En effet, le gentleman en délire cassait les vitres. Je continuai :

« La corde est près de la corniche, au-dessus de la portière, à main droite, dans la direction où va le train. »

— Au-dessus de la corniche, une corde ? Bon, j’y suis.

Il se pencha par la portière de plus de la moitié du corps, et ses compagnons, pour l’empêcher de tomber se cramponnaient à ses chausses. Cependant le gentleman en délire, courant vers l’autre portière avec une allumette-tison enflammée, mit le feu à un rideau vert qui brûla très bien.

— Il y a encore quelque chose d’écrit, ajoutai-je. Il y a : « Tirez dessus tant que vous pourrez ! »

Mon voisin se mit à tirer de toutes ses forces. Les autres, ceux qui étaient à ses chausses, tiraient aussi de toutes leurs forces. Il se fit un grand bruit, et la corde cassa. Alors tous retombèrent à jambes rebindaines.

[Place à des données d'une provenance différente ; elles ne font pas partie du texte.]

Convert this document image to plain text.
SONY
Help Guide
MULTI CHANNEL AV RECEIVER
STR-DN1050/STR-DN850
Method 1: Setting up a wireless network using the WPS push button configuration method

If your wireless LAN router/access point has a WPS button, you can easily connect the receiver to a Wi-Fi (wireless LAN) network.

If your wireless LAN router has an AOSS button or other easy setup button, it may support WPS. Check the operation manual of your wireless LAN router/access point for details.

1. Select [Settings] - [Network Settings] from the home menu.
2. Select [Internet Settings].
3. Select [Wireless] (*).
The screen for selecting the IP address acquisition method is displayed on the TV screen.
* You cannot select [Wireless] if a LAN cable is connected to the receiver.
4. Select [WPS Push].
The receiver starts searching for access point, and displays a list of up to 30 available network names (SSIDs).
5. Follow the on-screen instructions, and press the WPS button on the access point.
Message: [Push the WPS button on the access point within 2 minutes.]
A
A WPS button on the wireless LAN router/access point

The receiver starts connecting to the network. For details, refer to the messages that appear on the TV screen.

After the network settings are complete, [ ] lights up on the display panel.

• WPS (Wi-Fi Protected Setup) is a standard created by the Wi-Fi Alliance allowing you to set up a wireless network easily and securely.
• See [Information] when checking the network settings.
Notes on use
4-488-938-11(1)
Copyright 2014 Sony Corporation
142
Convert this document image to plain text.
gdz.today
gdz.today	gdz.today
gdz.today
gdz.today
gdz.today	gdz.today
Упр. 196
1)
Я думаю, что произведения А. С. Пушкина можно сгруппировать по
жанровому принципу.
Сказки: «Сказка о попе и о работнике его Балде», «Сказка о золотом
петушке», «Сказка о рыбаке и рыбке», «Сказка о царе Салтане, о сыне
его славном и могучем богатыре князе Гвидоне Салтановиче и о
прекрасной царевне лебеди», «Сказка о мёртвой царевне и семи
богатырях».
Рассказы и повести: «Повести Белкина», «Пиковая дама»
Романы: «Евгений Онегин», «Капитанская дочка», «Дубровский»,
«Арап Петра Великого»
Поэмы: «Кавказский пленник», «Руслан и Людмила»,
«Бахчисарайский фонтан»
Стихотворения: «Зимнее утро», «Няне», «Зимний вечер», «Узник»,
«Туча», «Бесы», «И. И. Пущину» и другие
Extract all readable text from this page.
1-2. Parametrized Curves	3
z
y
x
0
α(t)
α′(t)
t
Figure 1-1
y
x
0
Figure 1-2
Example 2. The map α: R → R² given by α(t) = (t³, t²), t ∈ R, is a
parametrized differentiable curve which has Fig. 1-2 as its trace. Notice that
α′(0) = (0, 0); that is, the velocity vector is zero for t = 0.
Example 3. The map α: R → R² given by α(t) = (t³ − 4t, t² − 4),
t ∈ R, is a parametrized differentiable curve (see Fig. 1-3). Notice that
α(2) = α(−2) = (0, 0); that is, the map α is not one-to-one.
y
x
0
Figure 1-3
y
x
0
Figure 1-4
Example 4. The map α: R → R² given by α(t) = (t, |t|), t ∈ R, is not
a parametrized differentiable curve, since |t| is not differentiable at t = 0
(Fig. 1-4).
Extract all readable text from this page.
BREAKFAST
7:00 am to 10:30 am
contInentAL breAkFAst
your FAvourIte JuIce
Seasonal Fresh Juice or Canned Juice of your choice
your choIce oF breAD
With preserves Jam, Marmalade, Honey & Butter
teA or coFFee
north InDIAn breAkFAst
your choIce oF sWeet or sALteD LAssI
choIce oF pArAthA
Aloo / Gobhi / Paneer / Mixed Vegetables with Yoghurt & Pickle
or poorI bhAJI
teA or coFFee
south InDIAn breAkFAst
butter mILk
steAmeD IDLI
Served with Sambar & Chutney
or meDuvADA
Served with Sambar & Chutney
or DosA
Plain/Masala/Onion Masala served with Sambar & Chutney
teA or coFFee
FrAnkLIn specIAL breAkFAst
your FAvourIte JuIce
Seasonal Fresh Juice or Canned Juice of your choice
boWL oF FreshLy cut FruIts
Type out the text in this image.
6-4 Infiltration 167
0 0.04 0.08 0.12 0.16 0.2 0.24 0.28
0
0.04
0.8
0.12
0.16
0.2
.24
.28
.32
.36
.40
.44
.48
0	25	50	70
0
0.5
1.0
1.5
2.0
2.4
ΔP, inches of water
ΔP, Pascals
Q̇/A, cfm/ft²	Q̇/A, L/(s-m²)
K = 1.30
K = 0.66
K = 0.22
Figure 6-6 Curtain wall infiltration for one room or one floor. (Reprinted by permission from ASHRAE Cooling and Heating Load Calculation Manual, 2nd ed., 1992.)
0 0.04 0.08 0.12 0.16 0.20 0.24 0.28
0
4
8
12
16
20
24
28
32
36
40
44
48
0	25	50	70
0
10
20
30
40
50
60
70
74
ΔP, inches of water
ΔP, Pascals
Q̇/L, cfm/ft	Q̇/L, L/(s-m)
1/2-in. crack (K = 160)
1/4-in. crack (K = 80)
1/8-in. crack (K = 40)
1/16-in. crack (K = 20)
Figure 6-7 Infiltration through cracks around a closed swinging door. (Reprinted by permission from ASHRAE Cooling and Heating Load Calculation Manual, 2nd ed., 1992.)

Mais le train ne s’arrêta pas.

Seul, le gentleman en délire continuait à s’amuser beaucoup. Après avoir mis le feu à tous les rideaux, il s’efforça de faire subir le même sort aux coussins. Mais ses allumettes n’y creusaient que de petits trous roussâtres. Les coussins du London and North Western sont à peu près incombustibles : je le sais maintenant, et m’en applaudis.

Les expériences infructueuses du gentleman en délire le firent patienter jusqu’au moment où le train s’arrêta à une nouvelle station. D’un commun accord, nous nous préparâmes à bondir sur le quai. Mais le verrou de la portière résista victorieusement à nos tentatives : nous avions oublié que les conducteurs de trains anglo-saxons, afin de prouver leur supériorité, ont l’habitude d’enfermer les voyageurs à clef.

Alors nous appelâmes, nous appelâmes désespérément ; et le chef de gare, le conducteur, les hommes d’équipe accoururent à nos cris.

— C’est un fou que nous avons dans notre compartiment. Il a jeté toutes les valises sur la voie… Il a mis le feu aux rideaux… Il a roussi les banquettes !

On nous ouvrit. On s’empara du gentleman en délire. (Il causa, quelques minutes plus tard, de grands désordres dans la lampisterie, où on l’avait enfermé.) Après quoi, le chef de gare nous considéra tous d’un œil sévère et demanda :

— Pourquoi n’avez-vous pas fait jouer le signal d’alarme ?

— Mais nous avons tiré, tiré, tiré ! Même que la corde s’est cassée.

— C’est du propre ! répliqua le chef de gare avec un grand mépris ; il y a deux cordes ! Vous avez pris la mauvaise. Vous n’avez donc pas lu jusqu’au bout ?

En effet, l’affiche continuait abondamment : « Il y a des cordes des deux côtés du train. Mais celle qui est à droite est la seule qui puisse procurer la communication. »

C’est vrai que nous n’avions pas lu jusqu’à la fin. Mais considérez que le gentleman en délire était troublant. Et puis, j’ai découvert que l’autre corde, la bonne corde, était à l’autre bout du wagon, où nous ne pouvions pas aller.